Court of Appeals of Louisiana, Third Circuit

December 28, 2017



          Maria A. Losavio Losavio Law Office, LLC COUNSEL FOR PLAINTIFF-PPELLANT: Lori Hataway

          Jonathan L. Woods Brian J. Lindsey Preis PLC COUNSEL FOR DEFENDANT-APPELLANT: Akal Security, Inc. New Hampshire Insurance Co.

          Court composed of Elizabeth A. Pickett, D. Kent Savoie, and Van H. Kyzar, Judges.


         A workers' compensation claimant, her employer, and its insurer appeal a judgment that dismissed her claims for indemnity benefits, medical treatment including prescription medications and mileage reimbursement, as well as penalties and attorney fees, and dismissed the employer's claim for reimbursement of benefits it paid to the claimant because she failed to report income that she received while being paid benefits. For the following reasons, we affirm.


         In October 2015, Lori Hataway filed a disputed claim for workers' compensation benefits against her employer AKAL Security, Inc. and its insurer, New Hampshire Insurance Company (hereinafter AKAL), seeking proper payment of indemnity and medical benefits, additional medical treatment, penalties, and attorney fees. Ms. Hataway claimed that she had been injured on January 20, 2015, while working for AKAL as an aviation security officer, when a fight broke out among some of the deported immigrants being transported on the airplane to which she was assigned.

         Immediately after the fight, AKAL began paying Ms. Hataway indemnity and medical benefits. In time, Ms. Hataway's claims for medical treatment became complicated because no physiological basis could be found for her physical complaints and symptoms. Furthermore, her complaints developed a psychological component. Additionally, some confusion arose with regard to whom Ms. Hataway and how Ms. Hataway was to submit her claims for reimbursement of medical expenses. Ms. Hataway claimed that AKAL failed to pay timely for and/or approve all the medical treatment recommended by her physicians, and she sought to recover penalties and attorney fees from AKAL.

         The matter proceeded to a trial on the merits on June 28, 2016. Ms. Hataway and her husband Dewey Pittman testified at trial. Medical evidence was presented by deposition and/or medical records. Documentation prepared by AKAL personnel provided additional information regarding the incident at issue.

         Ms. Hataway testified to the events that led to her being injured and her claim for benefits, explaining that a fight broke out among some of the 101 deportees being transported that day. She stated that eleven of the deportees were being non-compliant with the guards' instructions and that, after the deportees and AKAL personnel were seated, "a riot broke out" behind her. She described straddling the arm rest of her seat in an attempt to tend to deportees around her. At that time, a Haitian seated behind her freed one of his hands from his handcuffs, jumped over the seat behind her, landing "square in" her back, then "crawled" over her shoulder and head, trying to get to a friend who needed help. After two other guards restrained the Haitian, the airplane's engines were stopped, order was restored among the deportees, and the flight resumed. Ms. Hataway remained aboard and completed the round-trip flight. Her version of the events was corroborated by a statement made by Edwin Pippin, another AKAL guard on the flight with Ms. Hataway.

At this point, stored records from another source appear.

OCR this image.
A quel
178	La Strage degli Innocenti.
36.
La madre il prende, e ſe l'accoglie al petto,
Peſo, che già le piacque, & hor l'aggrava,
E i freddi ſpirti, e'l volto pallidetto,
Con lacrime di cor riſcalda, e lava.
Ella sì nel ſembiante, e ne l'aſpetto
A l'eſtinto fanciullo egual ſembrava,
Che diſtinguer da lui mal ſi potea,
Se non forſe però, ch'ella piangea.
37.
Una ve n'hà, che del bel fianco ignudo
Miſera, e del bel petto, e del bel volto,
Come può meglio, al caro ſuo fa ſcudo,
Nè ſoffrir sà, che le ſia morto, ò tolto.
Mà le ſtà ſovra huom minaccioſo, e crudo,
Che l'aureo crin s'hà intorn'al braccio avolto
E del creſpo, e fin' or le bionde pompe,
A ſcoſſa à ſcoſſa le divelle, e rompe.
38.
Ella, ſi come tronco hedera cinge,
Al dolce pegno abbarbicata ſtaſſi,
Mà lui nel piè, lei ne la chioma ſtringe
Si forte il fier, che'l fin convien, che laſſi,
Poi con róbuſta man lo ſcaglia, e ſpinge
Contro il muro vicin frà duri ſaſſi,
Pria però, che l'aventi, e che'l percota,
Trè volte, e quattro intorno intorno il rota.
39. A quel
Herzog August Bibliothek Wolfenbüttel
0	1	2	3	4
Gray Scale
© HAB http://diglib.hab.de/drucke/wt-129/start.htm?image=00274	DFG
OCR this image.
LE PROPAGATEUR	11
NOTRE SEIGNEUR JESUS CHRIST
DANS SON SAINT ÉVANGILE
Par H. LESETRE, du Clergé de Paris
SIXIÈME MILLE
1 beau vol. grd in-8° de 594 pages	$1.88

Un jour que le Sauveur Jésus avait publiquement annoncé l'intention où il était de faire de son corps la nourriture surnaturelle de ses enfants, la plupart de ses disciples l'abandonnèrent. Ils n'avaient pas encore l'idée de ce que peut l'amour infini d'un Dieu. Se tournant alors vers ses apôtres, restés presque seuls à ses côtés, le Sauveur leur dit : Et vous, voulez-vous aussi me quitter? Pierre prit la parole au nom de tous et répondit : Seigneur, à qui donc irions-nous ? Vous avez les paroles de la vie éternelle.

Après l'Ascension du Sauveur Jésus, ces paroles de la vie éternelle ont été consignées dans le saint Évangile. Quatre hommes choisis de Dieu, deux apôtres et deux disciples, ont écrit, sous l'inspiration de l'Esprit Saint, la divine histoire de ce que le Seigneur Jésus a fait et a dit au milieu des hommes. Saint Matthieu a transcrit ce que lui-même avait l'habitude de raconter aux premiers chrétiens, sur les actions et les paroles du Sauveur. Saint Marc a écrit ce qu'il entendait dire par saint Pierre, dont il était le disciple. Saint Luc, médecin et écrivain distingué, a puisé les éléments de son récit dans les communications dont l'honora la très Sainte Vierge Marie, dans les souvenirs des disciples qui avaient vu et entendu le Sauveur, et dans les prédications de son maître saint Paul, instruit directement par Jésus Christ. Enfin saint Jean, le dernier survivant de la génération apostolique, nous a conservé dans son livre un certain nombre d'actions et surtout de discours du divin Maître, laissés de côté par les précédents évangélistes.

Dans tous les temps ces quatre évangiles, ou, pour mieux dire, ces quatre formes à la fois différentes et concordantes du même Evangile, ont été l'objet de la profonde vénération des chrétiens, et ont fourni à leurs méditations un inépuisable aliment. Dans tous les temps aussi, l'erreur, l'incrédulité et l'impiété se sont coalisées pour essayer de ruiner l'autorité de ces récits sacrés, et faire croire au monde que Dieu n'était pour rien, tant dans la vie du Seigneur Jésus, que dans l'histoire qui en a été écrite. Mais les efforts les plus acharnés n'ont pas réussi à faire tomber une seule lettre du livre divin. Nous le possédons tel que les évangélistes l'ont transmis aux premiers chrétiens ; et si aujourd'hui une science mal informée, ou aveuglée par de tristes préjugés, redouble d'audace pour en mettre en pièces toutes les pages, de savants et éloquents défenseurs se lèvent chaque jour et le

         Mr. Pittman testified that he met Ms. Hataway when she returned to the airport in Alexandria, stating that she looked scared and as though she was hurting and had been crying. He brought her to St. Frances Cabrini Hospital's emergency room, where she was diagnosed with a bruise on her back. Thereafter, Ms. Hataway sought treatment from nine medical professionals to whom she related various complaints including neck, shoulder, and back pain; her right arm and leg being drawn up and spastic; nightmares; and anxiety. Initially, Ms. Hataway's physicians made tentative diagnoses of lumbar radiculopathy, cervical radiculopathy, possible rotator cuff tear or adhesive capsulitis or frozen right shoulder based on her complaints and their physical examinations of her. Nevertheless, diagnostic testing failed to reveal a physiological explanation for her complaints. After complaining of nightmares and anxiety, Ms. Hataway was referred to a psychologist, who diagnosed her as having conversion disorder, posttraumatic disorder, and pain syndrome related to physical condition.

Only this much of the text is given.